The new website Populations Past allows users to create and view maps of different demographic measures and related socio-economic indicators every 10 years between 1851 and 1911. These include fertility, childhood mortality, marriage, migration status, household compositions, age-structure, occupational status and population density. Brief explanations of each measure are included, indicating how they are calculated and explaining how they relate to other measures. Users can zoom in to a particular area on the map, and compare side by side maps of different times or measures. When large areas are viewed at once the data are displayed in Registration Districts (RDs), but the display changes to Registration Sub-Districts (RSDs) when the users are zoomed in.

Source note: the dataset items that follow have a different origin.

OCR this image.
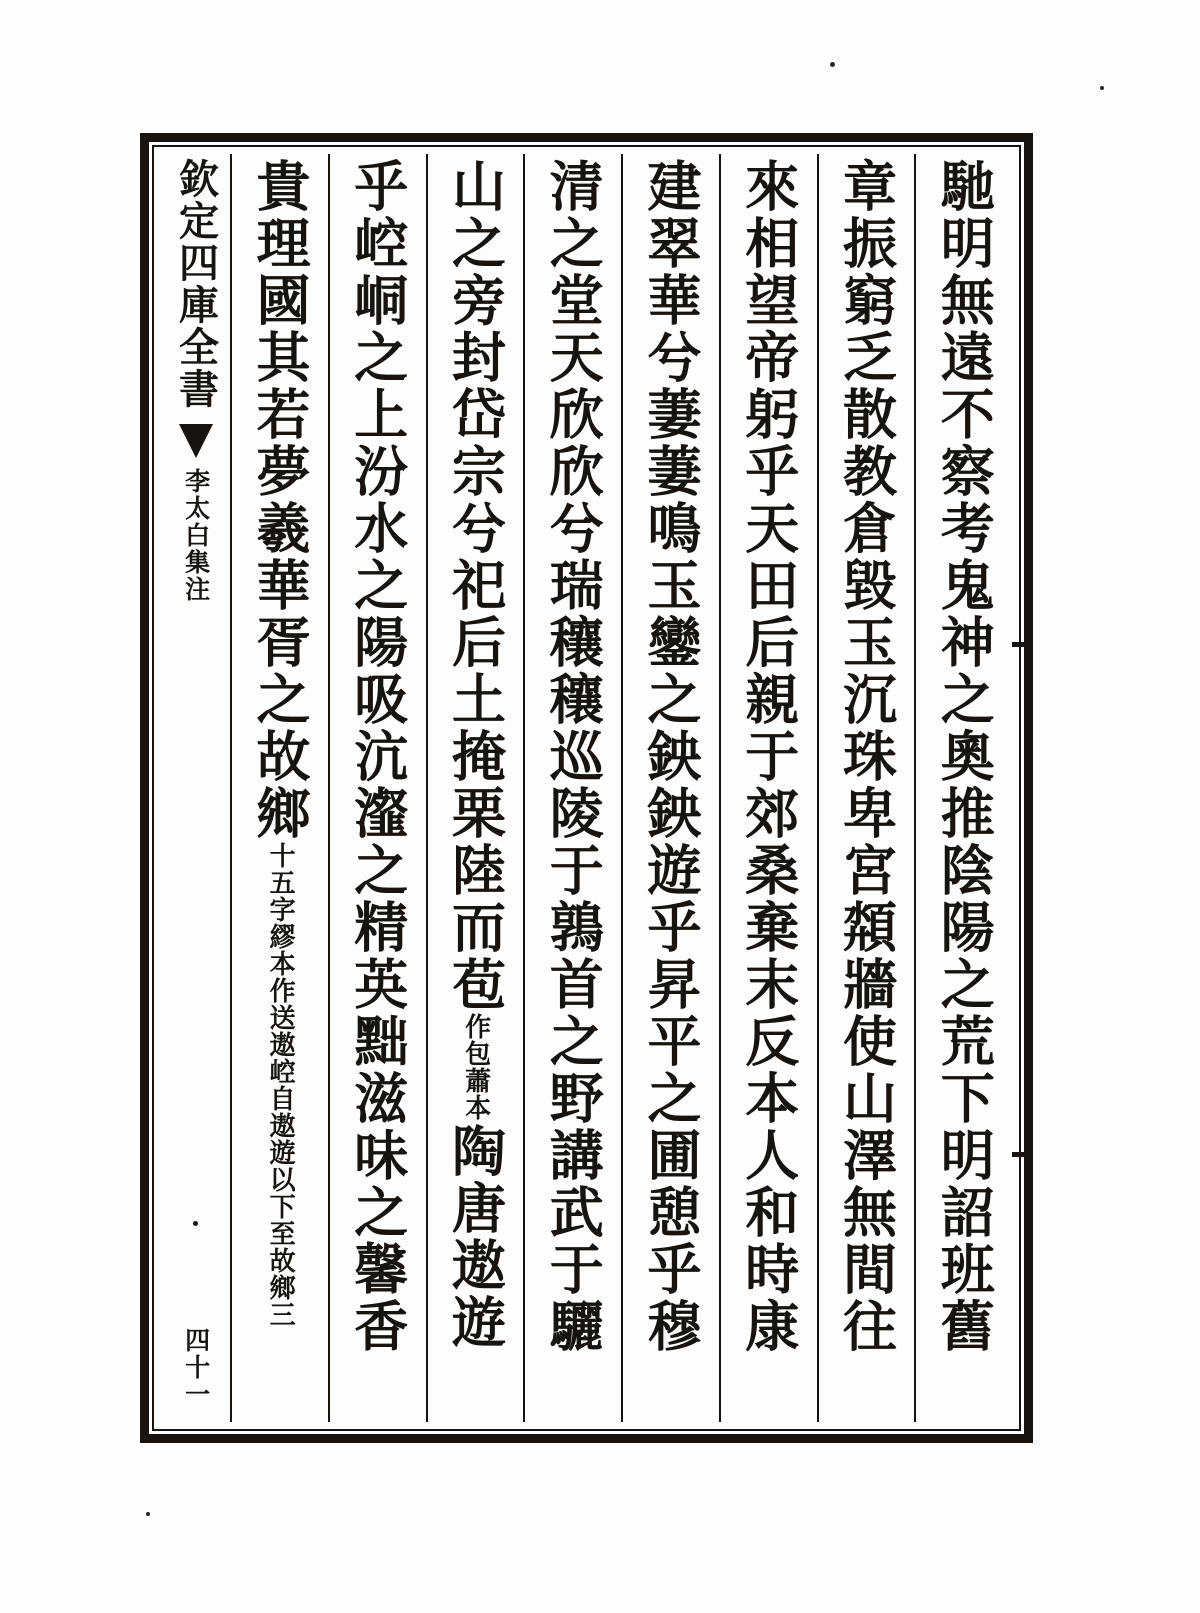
馳明無遠不察考鬼神之奧推陰陽之荒下明詔班舊
章振窮乏散教倉毀玉沉珠卑宮頮牆使山澤無間往
來相望帝躬乎天田后親于郊桑棄末反本人和時康
建翠華兮萋萋鳴玉鑾之鉠鉠遊乎昇平之圃憩乎穆
清之堂天欣欣兮瑞穰穰巡陵于鶉首之野講武于驪
山之旁封岱宗兮祀后土掩栗陸而苞
蕭本
作包
陶唐遨遊
乎崆峒之上汾水之陽吸沆瀣之精英黜滋味之馨香
貴理國其若夢羲華胥之故鄉
自遨遊以下至故鄉三
十五字繆本作送遨崆
欽定四庫全書
李太白集注
四十一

The Resources tab on the website contains a handy User Guide, as well as several podcasts of interviews with census experts created in partnership with Year 8 students from South Wales, resources for teachers, an image gallery and a number of links to online National RSD Maps.

The website is hosted by the University of Cambridge and Populations Past and its associated research project, An Atlas of Victorian Fertility Decline, have been funded by the Economic and Social Research Council and the Isaac Newton Trust (Cambridge).

Wednesday, March 2, 2022

#52Ancestors - Week 9 - Females

Throughout history, the lives of women have in many ways been dependent on men.  In Britain before 1857 wives were under the economic and legal control of their husbands, and divorce was almost impossible. It required a very expensive private act of Parliament costing perhaps £200, of the sort only the richest could possibly afford.  

Traditionally a female went from the household of her father to that of her husband, and until a series of four laws called the Married Women's Property Act passed Parliament from 1870 to 1882, a wealthy married women usually had no control of their own property and a working class woman's wages were also the property of her husband.

Until more modern times, work opportunities for women were severely limited and many professions were limited to males only.  Few universities allowed women to study, and in the first professions that did allow women, such as teaching, women were paid significantly less that their male counterparts, and were often expected to leave when they married.

This makes tracing our female ancestors especially challenging.  Women were far less likely to leave a variety of records behind - things like land, occupation and trade, voting, education and tax records.  Even when formally mentioned, a married woman would often be referred to by her husband's name - I have a newspaper article from 1930 which refers to a great-aunt as 'Mrs Wilfred Penney', not by her given name of Edna.